The role and use of Information and Communication Technology (ICT) in the 2013 political election will specifically assess how far parties are exploiting the unique characteristics of the internet to foster new styles of election campaigning.
The 2013 political election will also witness the extent to which ICTs open up new channels of communication and information and thus change the nature of electoral participation. ICT is also expected to contribute to broader debates about the changing role of parties, campaigning and concerns about declining electoral turnout.
According to the population records maintained by National Statistics Bureau (NSB) which is based on Population and Housing Census of Bhutan 2005, by year 2013 Bhutan’s total population projection is estimated at 733,004.
Out of which 182,000 of the citizens fall in the age group of 18-30 years meaning that these age group possibly are the educated lot and hence an ICT erudite. Statistically, 78,000 of them reside in the urban while 104,000 in the rural settlements. The NSB records also says that since the last election in 2008 by 2013 over 14,000 youths will have reached the age 18 and to exercise their right to vote.
The government has already pledged billions of ngultrums to make this country a knowledge-based Bhutanese society by harnessing ICT. Information technology development and dissemination is the priority area of the royal government.
The ICT development in the country will provide access to information technology and IT solutions to a significant proportion of Bhutan’s population, including government officials, teachers, entrepreneurs and rural children, by training and establishing ICT enabled schools, computer labs, and computer stations in rural Bhutan.
“It is difficult for me to make any judgment on what could likely happen in 2013 as we are yet obligated to see through the Local Government Elections in the near future.

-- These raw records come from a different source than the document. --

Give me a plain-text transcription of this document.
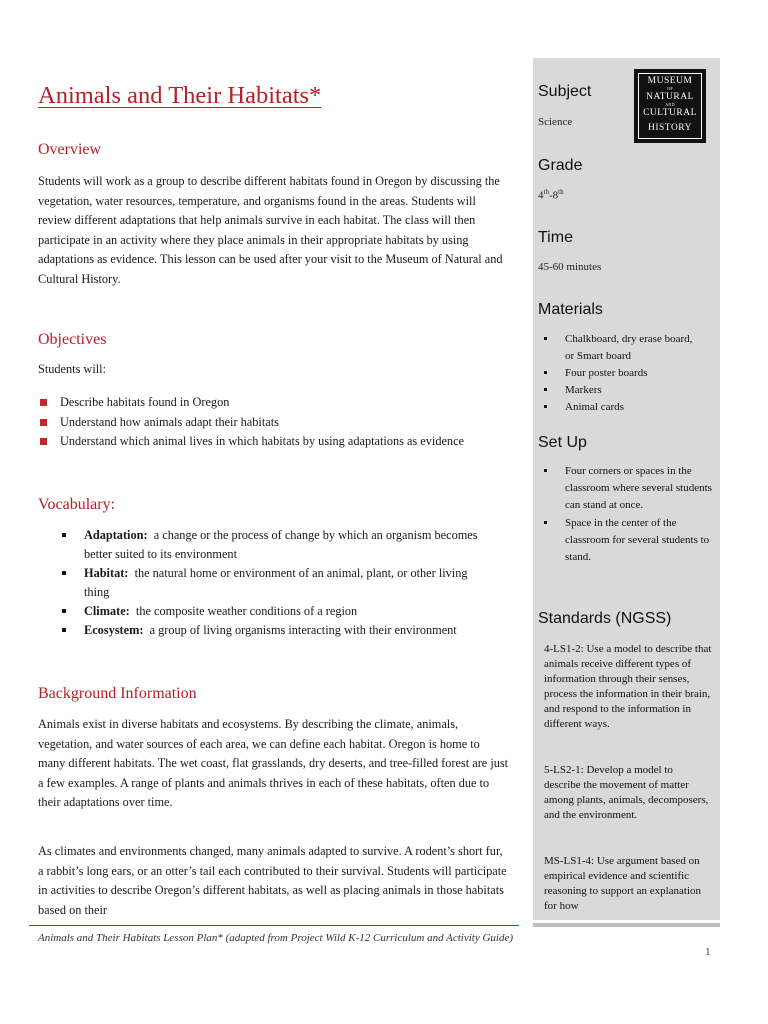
Animals and Their Habitats*
Overview

Students will work as a group to describe different habitats found in Oregon by discussing the vegetation, water resources, temperature, and organisms found in the areas. Students will review different adaptations that help animals survive in each habitat. The class will then participate in an activity where they place animals in their appropriate habitats by using adaptations as evidence. This lesson can be used after your visit to the Museum of Natural and Cultural History.

Objectives

Students will:

Describe habitats found in Oregon
Understand how animals adapt their habitats
Understand which animal lives in which habitats by using adaptations as evidence
Vocabulary:
Adaptation: a change or the process of change by which an organism becomes better suited to its environment
Habitat: the natural home or environment of an animal, plant, or other living thing
Climate: the composite weather conditions of a region
Ecosystem: a group of living organisms interacting with their environment
Background Information

Animals exist in diverse habitats and ecosystems. By describing the climate, animals, vegetation, and water sources of each area, we can define each habitat. Oregon is home to many different habitats. The wet coast, flat grasslands, dry deserts, and tree-filled forest are just a few examples. A range of plants and animals thrives in each of these habitats, often due to their adaptations over time.

As climates and environments changed, many animals adapted to survive. A rodent’s short fur, a rabbit’s long ears, or an otter’s tail each contributed to their survival. Students will participate in activities to describe Oregon’s different habitats, as well as placing animals in those habitats based on their

MUSEUM
OF
NATURAL
AND
CULTURAL
HISTORY
Subject

Science

Grade

4th-8th

Time

45-60 minutes

Materials
Chalkboard, dry erase board, or Smart board
Four poster boards
Markers
Animal cards
Set Up
Four corners or spaces in the classroom where several students can stand at once.
Space in the center of the classroom for several students to stand.
Standards (NGSS)

4-LS1-2: Use a model to describe that animals receive different types of information through their senses, process the information in their brain, and respond to the information in different ways.

5-LS2-1: Develop a model to describe the movement of matter among plants, animals, decomposers, and the environment.

MS-LS1-4: Use argument based on empirical evidence and scientific reasoning to support an explanation for how

Animals and Their Habitats Lesson Plan* (adapted from Project Wild K-12 Curriculum and Activity Guide)

1
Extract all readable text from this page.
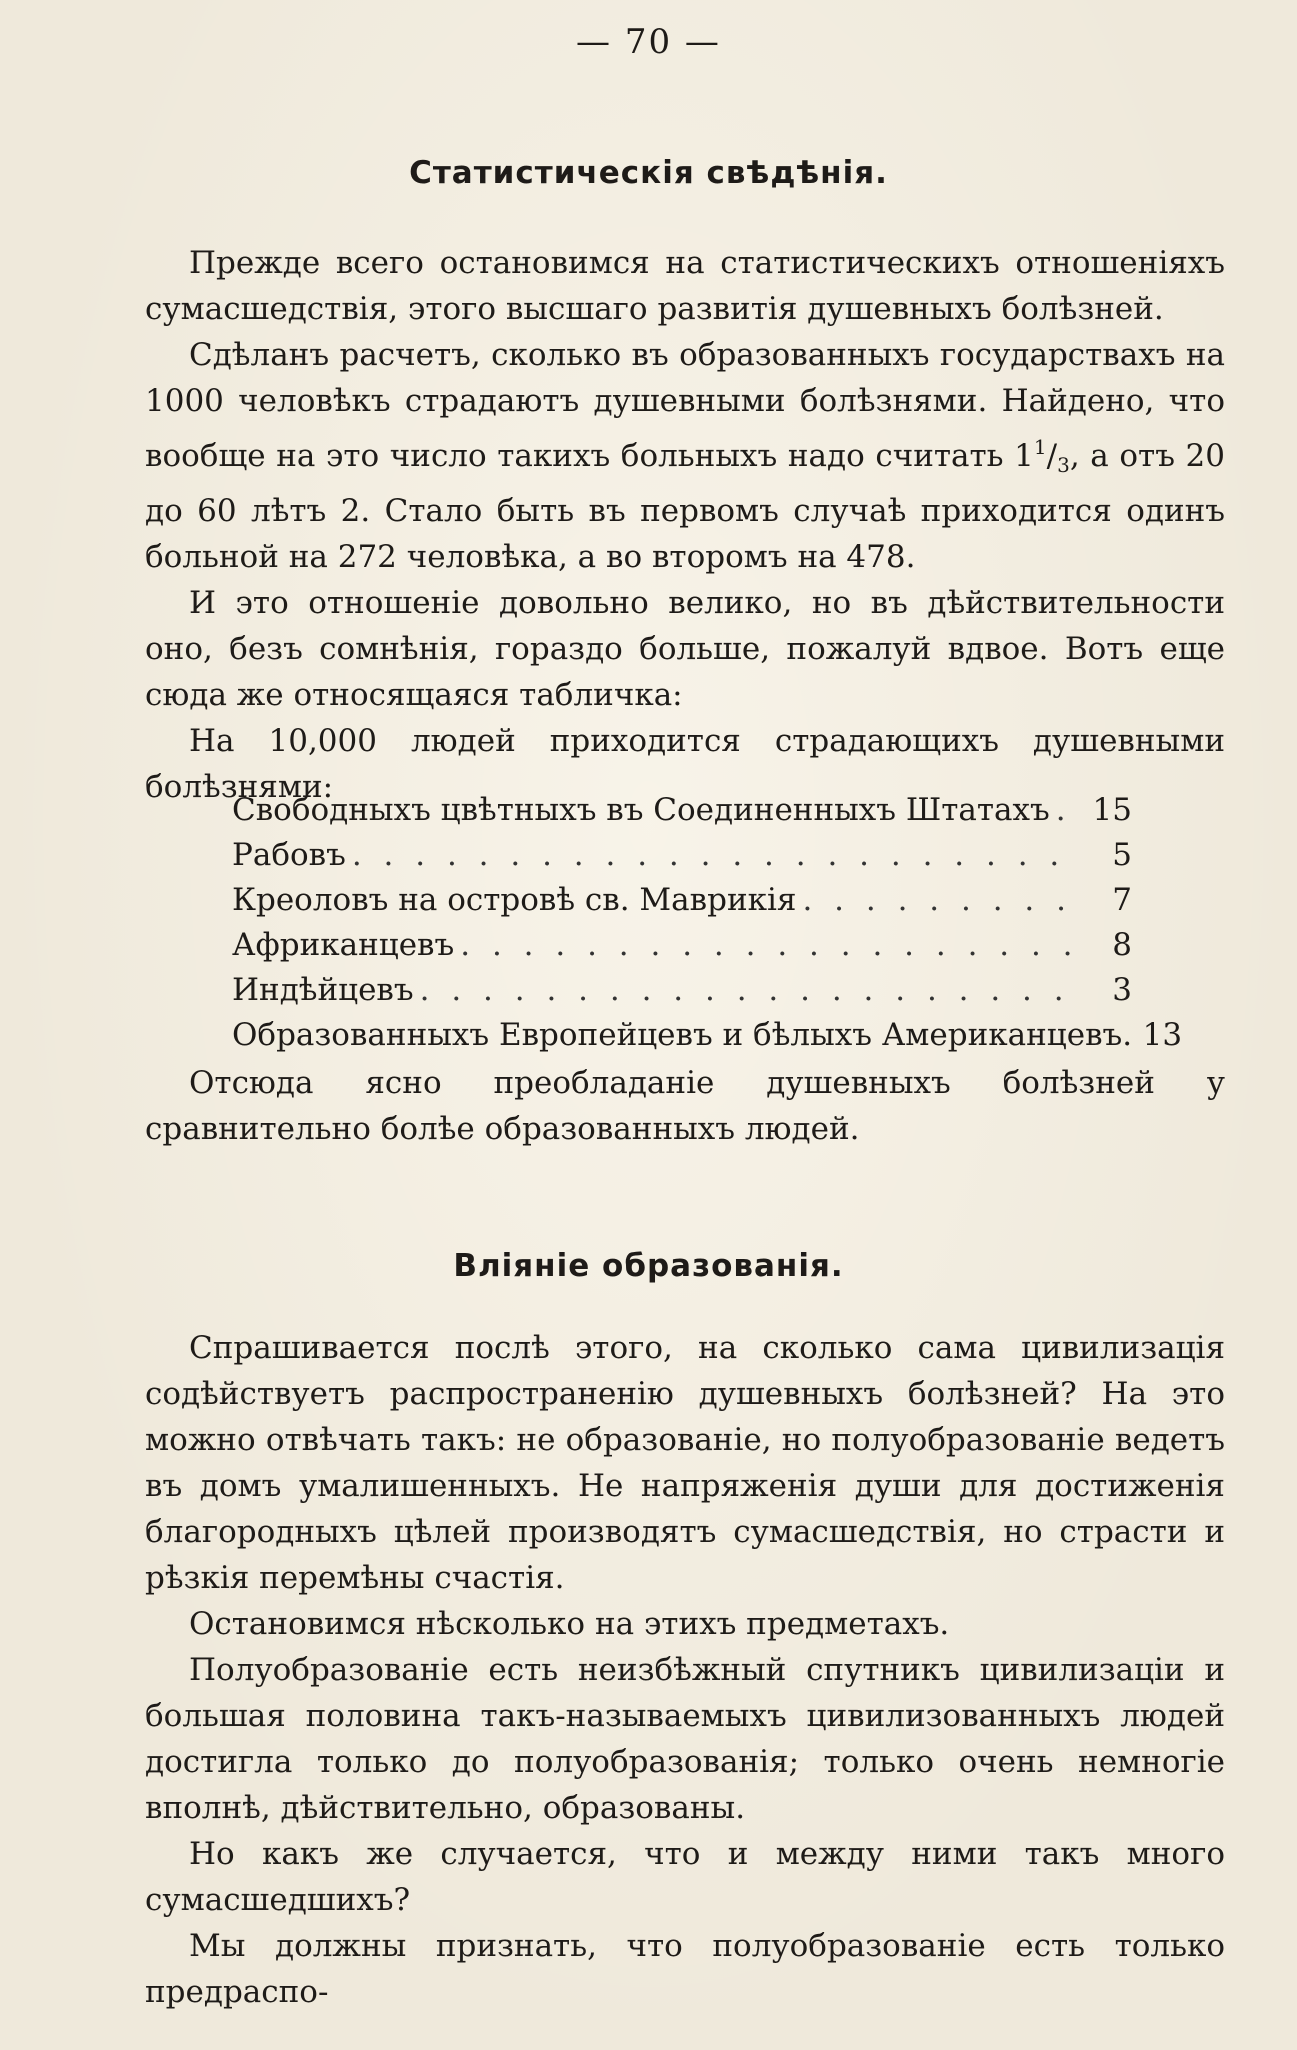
— 70 —
Статистическія свѣдѣнія.

Прежде всего остановимся на статистическихъ отношеніяхъ сумасшедствія, этого высшаго развитія душевныхъ болѣзней.

Сдѣланъ расчетъ, сколько въ образованныхъ государствахъ на 1000 человѣкъ страдаютъ душевными болѣзнями. Найдено, что вообще на это число такихъ больныхъ надо считать $1^1/_3$, а отъ 20 до 60 лѣтъ 2. Стало быть въ первомъ случаѣ приходится одинъ больной на 272 человѣка, а во второмъ на 478.

И это отношеніе довольно велико, но въ дѣйствительности оно, безъ сомнѣнія, гораздо больше, пожалуй вдвое. Вотъ еще сюда же относящаяся табличка:

На 10,000 людей приходится страдающихъ душевными болѣзнями:

Свободныхъ цвѣтныхъ въ Соединенныхъ Штатахъ . . .	15
Рабовъ . . .	5
Креоловъ на островѣ св. Маврикія . . .	7
Африканцевъ . . .	8
Индѣйцевъ . . .	3
Образованныхъ Европейцевъ и бѣлыхъ Американцевъ. 13

Отсюда ясно преобладаніе душевныхъ болѣзней у сравнительно болѣе образованныхъ людей.

Вліяніе образованія.

Спрашивается послѣ этого, на сколько сама цивилизація содѣйствуетъ распространенію душевныхъ болѣзней? На это можно отвѣчать такъ: не образованіе, но полуобразованіе ведетъ въ домъ умалишенныхъ. Не напряженія души для достиженія благородныхъ цѣлей производятъ сумасшедствія, но страсти и рѣзкія перемѣны счастія.

Остановимся нѣсколько на этихъ предметахъ.

Полуобразованіе есть неизбѣжный спутникъ цивилизаціи и большая половина такъ-называемыхъ цивилизованныхъ людей достигла только до полуобразованія; только очень немногіе вполнѣ, дѣйствительно, образованы.

Но какъ же случается, что и между ними такъ много сумасшедшихъ?

Мы должны признать, что полуобразованіе есть только предраспо-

However, there is no denying that the inroads of ICT technologies will influence the manner of the Election campaigning that will be conducted or to be administered,” Dasho Kuenzang Wangdi, Chief Election Commissioner said adding that the application of ICT technologies had played a significant role in 2008 parliamentary elections as well although not at an extensive level as it may in 2013.
“I hope that Druk Phuensum Tshogpa’s promise to make Bhutan an ICT enabled nation does not fail. I am sure if ICT is made available to all citizens, politicians will make use of the facility in the upcoming political campaigning in 2013,” the Opposition Leader Tshering Tobgay said.
The Internet's development and the importance of online campaigning it seems are underrated in Bhutan. Bhutan is yet to come up with a comparative basis for evaluating internet’s future evolution and how it can influence future political elections.
“The rapid growth of ICTs in the country is expected to provoke considerable debate about their implication on democracy. However, if our politicians do not deliberate on it, this would either mean they don’t care or are ignorant about it which in turn is not good for them,” Dorji Wangchuk, a civil servant said.
Sonam Yangden an engineer said that the high volume and speed of information transmission possible via the internet means that it has the potential to offer more substantive basis for campaigning than traditional forms of media.
“Parties in the future must use their websites primarily as information vehicles to provide voters with policy based material. Alternatively, however, parties may be tempted to exploit the emerging combinations of audio-visual and graphical features like it was done to some extent in the first election to attract and retain supporters,” hinted Karma Gyeltshen a civil servant.
The ability of ICT to gather information on voters means that parties have greater opportunities to target certain groups of voters and even personalize campaign messages. The fact that about 50% of the eligible voters by 2013 are the younger lot, much of the focus will be on them since they are the possible ICT citizens.
“From a party’s perspective, the interactive potential of ICTs offers parties a low cost and very direct means of seeking immediate feedback from voters on policy and campaign tactics. Technologies will also present the opportunities for parties to form ongoing relationships with voters to both mobilise and retain supporters,” a member of the Parliament said.
According to Kezang Dorji a civil servant and a hopeful member of the parliament after the 2013 parliamentary election technology may provide the means but does not necessarily provide the motivation to participate. “So I would combine the good old method of political campaigning at the same time making optimum use of ICT,” he said.